Art of Cart 2009 Pluscity: Renntag

Leichte Bewölkung und dazwischen Sonnenschein sind ideal für den Renntag. Nicht allzu heiß, aber auch kein Regen. Mehr kann man sich doch gar nicht wünschen.

Los geht der Tag mit einem neuerlichen, jedoch kurzem Training. Diese Zeit wird zumeist verwendet, um die Strecke wieder rein zu bekommen von Staub und sonstigem. Danach fand das Team Owner Training und Qualifying statt. Leider konnte unser Team Owner aufgrund mangelnder Praxis daran nicht teilnehmen. Die Zeit wurde jedoch gut genutzt um im Team Erfahrungen auszutauschen und die Strategie für das Qualifying und Rennen zu besprechen.

Danach gingen schon die Qualifyings im Stil des großen Bruders Formel 1 los. Zuerst Gruppe A mit 20 Startern und danach Gruppe B mit den restlichen Teams. Die Besten 10 kommen weiter, die restlichen bekommen aufgrund der Zeit den Startplatz zugewiesen. Danach starten die Besten 10 von Gruppe A und Gruppe B zusammen. Wieder kommen nur die Besten 10 weiter. Wir haben uns mit Glück und Können bis in das Finale des Qualifyings gearbeitet. Ist schon mal ein guter Beginn, in dieses Finale zu kommen. Im Finale des Qualifyings wurde ein fünfter Platz erfahren. Gratulation, das schaut ja schon mal gut aus für das Rennen.

Für das Team war dann bis zum Rennen Pause angesagt. Das Race Of Presidents wurde durchgeführt, bei welchem natürlich der Fotograf nicht fehlen darf. Ich kann mit Gewissheit behaupten, dass ich noch nie so viele Persönlichkeiten an einem Platz gesehen habe. Wer auf so was steht, ist in der Pluscity genau richtig. Wo waren nochmals die Karts?

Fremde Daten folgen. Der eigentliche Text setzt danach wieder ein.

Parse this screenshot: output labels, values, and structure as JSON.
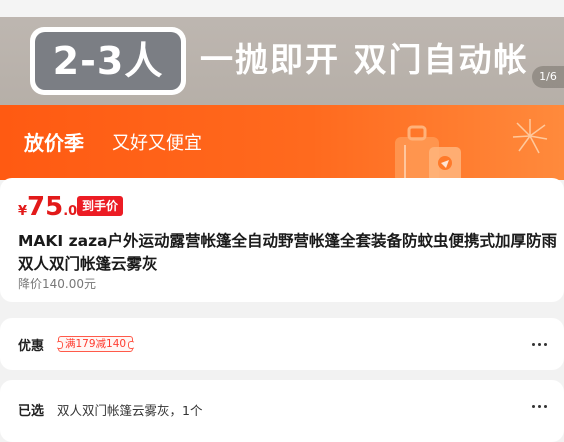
{
  "hero": {
    "badge": "2-3人",
    "slogan": "一抛即开  双门自动帐",
    "page_indicator": "1/6"
  },
  "promo": {
    "title": "放价季",
    "subtitle": "又好又便宜",
    "icons": [
      "luggage-icon",
      "fireworks-icon"
    ]
  },
  "price": {
    "currency": "¥",
    "integer": "75",
    "decimal": ".00",
    "tag": "到手价",
    "color": "#e21a1a"
  },
  "product": {
    "title": "MAKI zaza户外运动露营帐篷全自动野营帐篷全套装备防蚊虫便携式加厚防雨 双人双门帐篷云雾灰",
    "reduced_price": "降价140.00元"
  },
  "discount": {
    "label": "优惠",
    "coupon": "满179减140"
  },
  "selected": {
    "label": "已选",
    "value": "双人双门帐篷云雾灰，1个"
  }
}
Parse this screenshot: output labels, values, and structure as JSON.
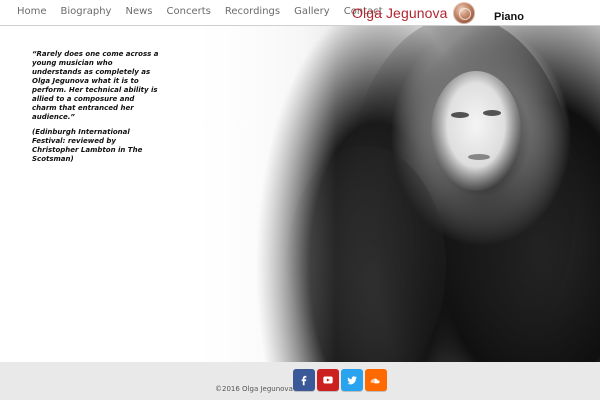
{
  "nav": {
    "items": [
      {
        "label": "Home"
      },
      {
        "label": "Biography"
      },
      {
        "label": "News"
      },
      {
        "label": "Concerts"
      },
      {
        "label": "Recordings"
      },
      {
        "label": "Gallery"
      },
      {
        "label": "Contact"
      }
    ]
  },
  "brand": {
    "name": "Olga Jegunova",
    "subtitle": "Piano",
    "accent": "#b3262f"
  },
  "quote": {
    "text": "“Rarely does one come across a young musician who understands as completely as Olga Jegunova what it is to perform. Her technical ability is allied to a composure and charm that entranced her audience.”",
    "source": "(Edinburgh International Festival: reviewed by Christopher Lambton in The Scotsman)"
  },
  "footer": {
    "copyright": "©2016 Olga Jegunova",
    "social": [
      {
        "icon": "facebook-icon"
      },
      {
        "icon": "youtube-icon"
      },
      {
        "icon": "twitter-icon"
      },
      {
        "icon": "soundcloud-icon"
      }
    ]
  },
  "colors": {
    "nav_text": "#6b6b6b",
    "footer_bg": "#e9e9e9",
    "facebook": "#3b5998",
    "youtube": "#cc1f1f",
    "twitter": "#2aa3ef",
    "soundcloud": "#ff6a00"
  }
}
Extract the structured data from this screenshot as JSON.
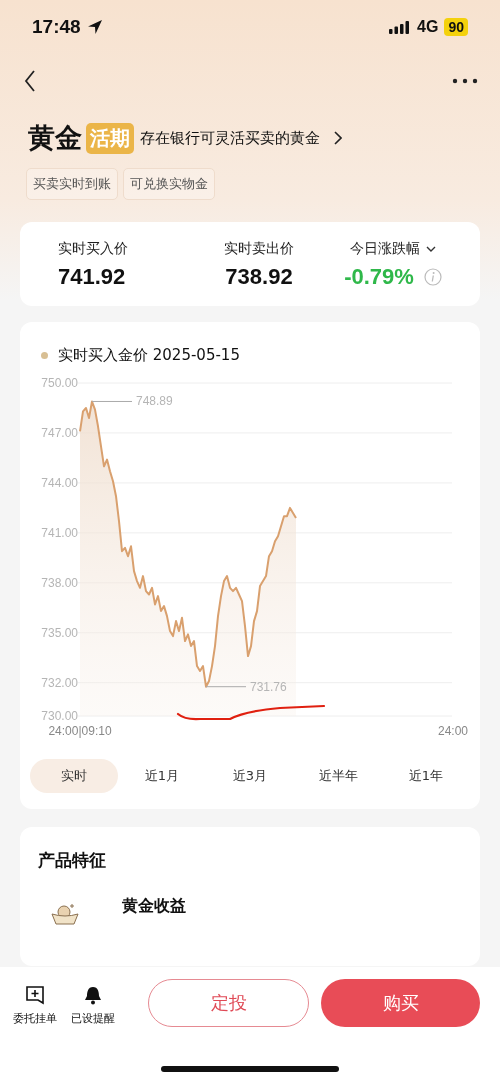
{
  "status_bar": {
    "time": "17:48",
    "network": "4G",
    "battery": "90"
  },
  "header": {
    "title": "黄金",
    "badge": "活期",
    "subtitle": "存在银行可灵活买卖的黄金",
    "tags": [
      "买卖实时到账",
      "可兑换实物金"
    ]
  },
  "prices": [
    {
      "label": "实时买入价",
      "value": "741.92",
      "kind": "plain"
    },
    {
      "label": "实时卖出价",
      "value": "738.92",
      "kind": "plain"
    },
    {
      "label": "今日涨跌幅",
      "value": "-0.79%",
      "kind": "change"
    }
  ],
  "chart": {
    "legend_date": "2025-05-15",
    "x_labels": [
      "24:00|09:10",
      "24:00"
    ],
    "chart_data": {
      "type": "area",
      "grid": true,
      "ylim": [
        730,
        750
      ],
      "yticks": [
        {
          "value": 750,
          "label": "750.00"
        },
        {
          "value": 747,
          "label": "747.00"
        },
        {
          "value": 744,
          "label": "744.00"
        },
        {
          "value": 741,
          "label": "741.00"
        },
        {
          "value": 738,
          "label": "738.00"
        },
        {
          "value": 735,
          "label": "735.00"
        },
        {
          "value": 732,
          "label": "732.00"
        },
        {
          "value": 730,
          "label": "730.00"
        }
      ],
      "series": [
        {
          "name": "实时买入金价",
          "color": "#d9a06e",
          "values": [
            747.1,
            748.3,
            748.5,
            747.9,
            748.89,
            748.4,
            747.4,
            746.2,
            745,
            745.4,
            744.7,
            744.1,
            743.2,
            741.7,
            739.9,
            740.1,
            739.6,
            740.2,
            738.7,
            738.1,
            737.7,
            738.4,
            737.5,
            737.3,
            737.7,
            736.7,
            737.2,
            736.3,
            736.6,
            736,
            735.1,
            734.8,
            735.7,
            735.1,
            735.9,
            734.5,
            734.9,
            734.2,
            734.5,
            733,
            732.7,
            733,
            731.76,
            732.1,
            733,
            734.2,
            736,
            737.2,
            738.1,
            738.4,
            737.7,
            737.5,
            737.7,
            737.3,
            736.9,
            735.4,
            733.6,
            734.2,
            735.7,
            736.3,
            737.8,
            738.1,
            738.4,
            739.6,
            739.9,
            740.5,
            740.8,
            741.4,
            742,
            742,
            742.5,
            742.2,
            741.9
          ]
        }
      ],
      "annotations": [
        "748.89",
        "731.76"
      ]
    },
    "ranges": [
      {
        "label": "实时",
        "selected": true
      },
      {
        "label": "近1月",
        "selected": false
      },
      {
        "label": "近3月",
        "selected": false
      },
      {
        "label": "近半年",
        "selected": false
      },
      {
        "label": "近1年",
        "selected": false
      }
    ]
  },
  "features": {
    "title": "产品特征",
    "items": [
      {
        "title": "黄金收益"
      }
    ]
  },
  "bottom_bar": {
    "actions": [
      {
        "label": "委托挂单",
        "kind": "order"
      },
      {
        "label": "已设提醒",
        "kind": "alert"
      }
    ],
    "buttons": [
      {
        "label": "定投",
        "kind": "outline"
      },
      {
        "label": "购买",
        "kind": "primary"
      }
    ]
  }
}
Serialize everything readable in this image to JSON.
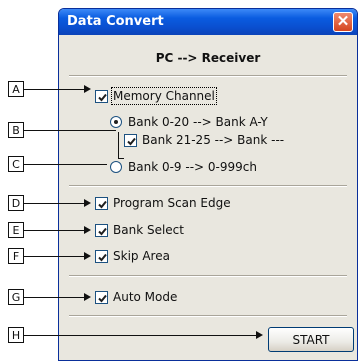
{
  "window": {
    "title": "Data Convert",
    "close_glyph": "✕",
    "header": "PC --> Receiver"
  },
  "options": {
    "memory_channel": {
      "label": "Memory Channel",
      "checked": true
    },
    "bank_a_radio": {
      "label": "Bank 0-20   -->  Bank A-Y",
      "selected": true
    },
    "bank_sub_check": {
      "label": "Bank 21-25   -->   Bank ---",
      "checked": true
    },
    "bank_c_radio": {
      "label": "Bank 0-9   -->  0-999ch",
      "selected": false
    },
    "program_scan_edge": {
      "label": "Program Scan Edge",
      "checked": true
    },
    "bank_select": {
      "label": "Bank Select",
      "checked": true
    },
    "skip_area": {
      "label": "Skip Area",
      "checked": true
    },
    "auto_mode": {
      "label": "Auto Mode",
      "checked": true
    }
  },
  "start_button": {
    "label": "START"
  },
  "callouts": [
    "A",
    "B",
    "C",
    "D",
    "E",
    "F",
    "G",
    "H"
  ],
  "colors": {
    "titlebar": "#0a4fd0",
    "window_bg": "#e9e7df",
    "close_button": "#d4441f"
  }
}
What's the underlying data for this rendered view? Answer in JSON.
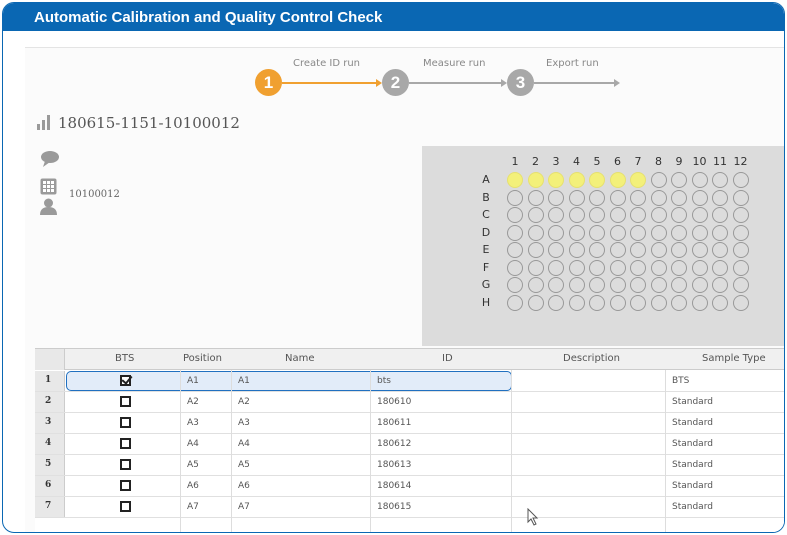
{
  "banner": {
    "title": "Automatic Calibration and Quality Control Check"
  },
  "wizard": {
    "steps": [
      {
        "number": "1",
        "label": "Create ID run",
        "active": true
      },
      {
        "number": "2",
        "label": "Measure run",
        "active": false
      },
      {
        "number": "3",
        "label": "Export run",
        "active": false
      }
    ],
    "active_color": "#f0a030",
    "inactive_color": "#a8a8a8"
  },
  "run": {
    "id": "180615-1151-10100012"
  },
  "sidebar": {
    "barcode": "10100012"
  },
  "plate": {
    "columns": [
      "1",
      "2",
      "3",
      "4",
      "5",
      "6",
      "7",
      "8",
      "9",
      "10",
      "11",
      "12"
    ],
    "rows": [
      "A",
      "B",
      "C",
      "D",
      "E",
      "F",
      "G",
      "H"
    ],
    "filled_wells": [
      "A1",
      "A2",
      "A3",
      "A4",
      "A5",
      "A6",
      "A7"
    ],
    "fill_color": "#f3f07a"
  },
  "table": {
    "headers": {
      "bts": "BTS",
      "position": "Position",
      "name": "Name",
      "id": "ID",
      "description": "Description",
      "sample_type": "Sample Type"
    },
    "rows": [
      {
        "num": "1",
        "checked": true,
        "position": "A1",
        "name": "A1",
        "id": "bts",
        "description": "",
        "sample_type": "BTS"
      },
      {
        "num": "2",
        "checked": false,
        "position": "A2",
        "name": "A2",
        "id": "180610",
        "description": "",
        "sample_type": "Standard"
      },
      {
        "num": "3",
        "checked": false,
        "position": "A3",
        "name": "A3",
        "id": "180611",
        "description": "",
        "sample_type": "Standard"
      },
      {
        "num": "4",
        "checked": false,
        "position": "A4",
        "name": "A4",
        "id": "180612",
        "description": "",
        "sample_type": "Standard"
      },
      {
        "num": "5",
        "checked": false,
        "position": "A5",
        "name": "A5",
        "id": "180613",
        "description": "",
        "sample_type": "Standard"
      },
      {
        "num": "6",
        "checked": false,
        "position": "A6",
        "name": "A6",
        "id": "180614",
        "description": "",
        "sample_type": "Standard"
      },
      {
        "num": "7",
        "checked": false,
        "position": "A7",
        "name": "A7",
        "id": "180615",
        "description": "",
        "sample_type": "Standard"
      }
    ]
  }
}
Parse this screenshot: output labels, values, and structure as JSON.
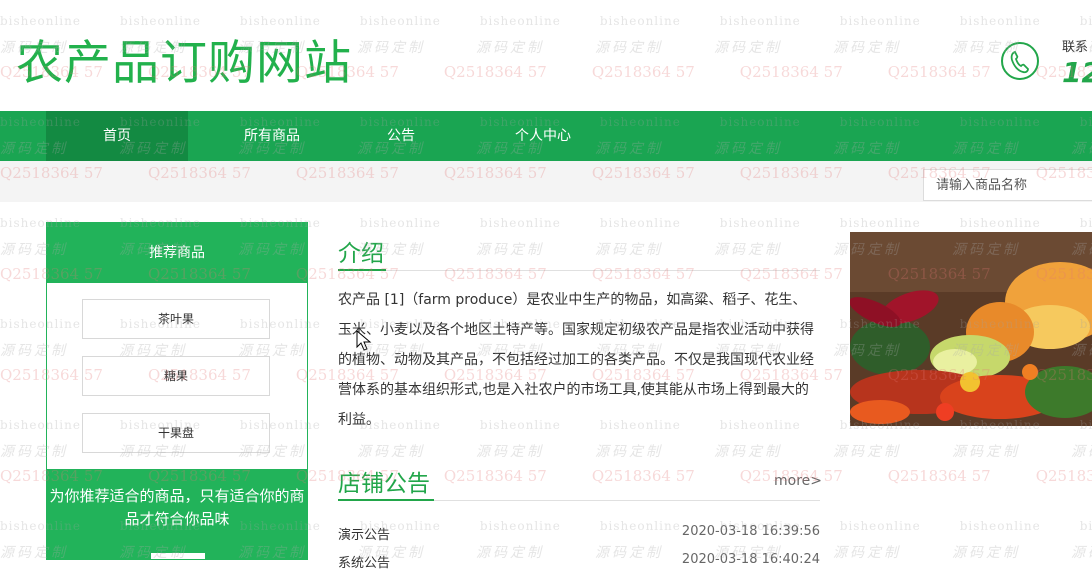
{
  "header": {
    "site_title": "农产品订购网站",
    "contact_label": "联系",
    "contact_number": "12"
  },
  "nav": {
    "items": [
      {
        "label": "首页",
        "active": true
      },
      {
        "label": "所有商品",
        "active": false
      },
      {
        "label": "公告",
        "active": false
      },
      {
        "label": "个人中心",
        "active": false
      }
    ]
  },
  "search": {
    "placeholder": "请输入商品名称"
  },
  "sidebar": {
    "title": "推荐商品",
    "items": [
      "茶叶果",
      "糖果",
      "干果盘"
    ],
    "footer_text": "为你推荐适合的商品，只有适合你的商品才符合你品味"
  },
  "intro": {
    "title": "介绍",
    "text": "农产品 [1]（farm produce）是农业中生产的物品，如高粱、稻子、花生、玉米、小麦以及各个地区土特产等。国家规定初级农产品是指农业活动中获得的植物、动物及其产品，不包括经过加工的各类产品。不仅是我国现代农业经营体系的基本组织形式,也是入社农户的市场工具,使其能从市场上得到最大的利益。"
  },
  "notices": {
    "title": "店铺公告",
    "more": "more>",
    "items": [
      {
        "title": "演示公告",
        "date": "2020-03-18 16:39:56"
      },
      {
        "title": "系统公告",
        "date": "2020-03-18 16:40:24"
      }
    ]
  },
  "watermark": {
    "line1": "bisheonline",
    "line2": "源码定制",
    "line3": "Q2518364 57"
  },
  "colors": {
    "brand": "#22b14c",
    "nav": "#1aa552",
    "nav_active": "#138a42"
  }
}
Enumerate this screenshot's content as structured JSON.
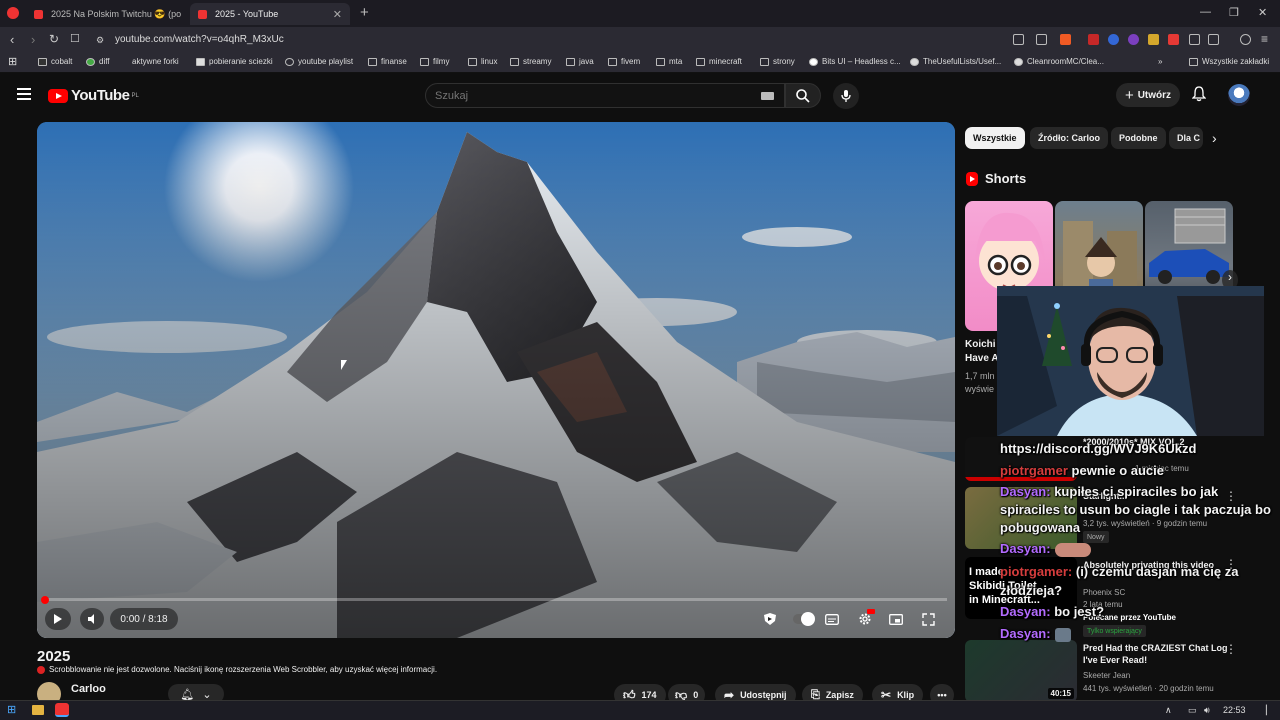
{
  "browser": {
    "tabs": [
      {
        "title": "2025 Na Polskim Twitchu 😎 (podsu"
      },
      {
        "title": "2025 - YouTube"
      }
    ],
    "url": "youtube.com/watch?v=o4qhR_M3xUc",
    "bookmarks": [
      "cobalt",
      "diff",
      "aktywne forki",
      "pobieranie sciezki",
      "youtube playlist",
      "finanse",
      "filmy",
      "linux",
      "streamy",
      "java",
      "fivem",
      "mta",
      "minecraft",
      "strony",
      "Bits UI – Headless c...",
      "TheUsefulLists/Usef...",
      "CleanroomMC/Clea...",
      "Wszystkie zakładki"
    ]
  },
  "youtube": {
    "logo": "YouTube",
    "region": "PL",
    "search_placeholder": "Szukaj",
    "create_label": "Utwórz"
  },
  "player": {
    "time": "0:00 / 8:18",
    "progress": 0
  },
  "video": {
    "title": "2025",
    "scrobbler_notice": "Scrobblowanie nie jest dozwolone. Naciśnij ikonę rozszerzenia Web Scrobbler, aby uzyskać więcej informacji.",
    "channel": "Carloo",
    "actions": {
      "likes": "174",
      "dislikes": "0",
      "share": "Udostępnij",
      "save": "Zapisz",
      "clip": "Klip"
    }
  },
  "sidebar": {
    "chips": [
      "Wszystkie",
      "Źródło: Carloo",
      "Podobne",
      "Dla C"
    ],
    "shorts_heading": "Shorts",
    "short1": {
      "title_line1": "Koichi",
      "title_line2": "Have A",
      "meta_line1": "1,7 mln",
      "meta_line2": "wyświe"
    },
    "recs": [
      {
        "title": "*2000/2010s* MIX VOL.2",
        "meta1": "",
        "meta2": "1 miesiąc temu",
        "badge": ""
      },
      {
        "title": "Starlight...",
        "meta1": "3,2 tys. wyświetleń · 9 godzin temu",
        "meta2": "",
        "badge": "Nowy"
      },
      {
        "title": "Absolutely privating this video",
        "meta1": "Phoenix SC",
        "meta2": "2 lata temu",
        "badge": "Polecane przez YouTube"
      },
      {
        "title": "Pred Had the CRAZIEST Chat Log I've Ever Read!",
        "meta1": "Skeeter Jean",
        "meta2": "441 tys. wyświetleń · 20 godzin temu",
        "badge": "Tylko wspierający"
      }
    ],
    "thumb_duration": "40:15",
    "thumb_text_skibidi": "I made Skibidi Toilet in Minecraft..."
  },
  "chat": [
    {
      "name": "",
      "msg": "https://discord.gg/WVJ9K6Ukzd"
    },
    {
      "name": "piotrgamer",
      "msg": "pewnie o aucie"
    },
    {
      "name": "Dasyan:",
      "msg": "kupiłes ci spiraciles bo jak"
    },
    {
      "name": "",
      "msg": "spiraciles to usun bo ciagle i tak paczuja bo"
    },
    {
      "name": "",
      "msg": "pobugowana"
    },
    {
      "name": "Dasyan:",
      "msg": ""
    },
    {
      "name": "piotrgamer:",
      "msg": "(i) czemu dasjan ma cię za"
    },
    {
      "name": "",
      "msg": "złodzieja?"
    },
    {
      "name": "Dasyan:",
      "msg": "bo jest?"
    },
    {
      "name": "Dasyan:",
      "msg": ""
    }
  ],
  "taskbar": {
    "time": "22:53"
  },
  "colors": {
    "accent": "#ff0000",
    "bg": "#0f0f0f",
    "chat_purple": "#b36bff",
    "chat_red": "#d63d3d"
  }
}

Fünf Stunden Hauptrennen und ein Start im LeMans Stil. Das hat wirklich Charakter. Allein die Startvorbereitungen sind ein herrliches Gefühl. Ein Hauch von Formel 1 ist zu spüren. Nachdem die österreichische Hymne gespielt wurde, erfolgte der Start. Hierbei sind die unterschiedlichen Stile einiger Fahrer zu erwähnen. Manche lassen sich einfach plump in das Kart fallen. Andere springen mit einer halben Schraube und gestreckten rechten Bein (Gasfuß) in das Kart. Besondere Beachtung sollte der Start von Hrn. Friesacher finden. Laufe zu Kart, schiebe Kart vor, springe hinein, knie auf Rennsitz und fahre die erste Kurve im knien durch. Nicht schlecht der Herr. Gelernt ist gelernt.

Abgesehen von ein paar Rennunfällen und so manchen „unbegründeten“ Stopp&Go Strafen (ja, ja, der Hotrod Hangar) lief das Rennen sehr gut ab. Das Team konnte sich kontinuierlich bis zum zweiten Platz vorarbeiten und lies diesen auch nicht mehr los. Die Führenden waren leider außer Reichweite, doch wir konnten uns immer so in der Nähe aufhalten, dass wir bei einem gröberen Problem sofort zur Stelle gewesen wären.

Es war uns zwar der Sieg nicht gegönnt, jedoch ein zweiter Platz in Linz ist wie ein Sieg auf vielen anderen Rennen. Die pompöse Siegerehrung am Ende des Tages ließ uns jegliche Anstrengungen vergessen. Pluscity, wir kommen wieder und dann ist der Sieg fällig!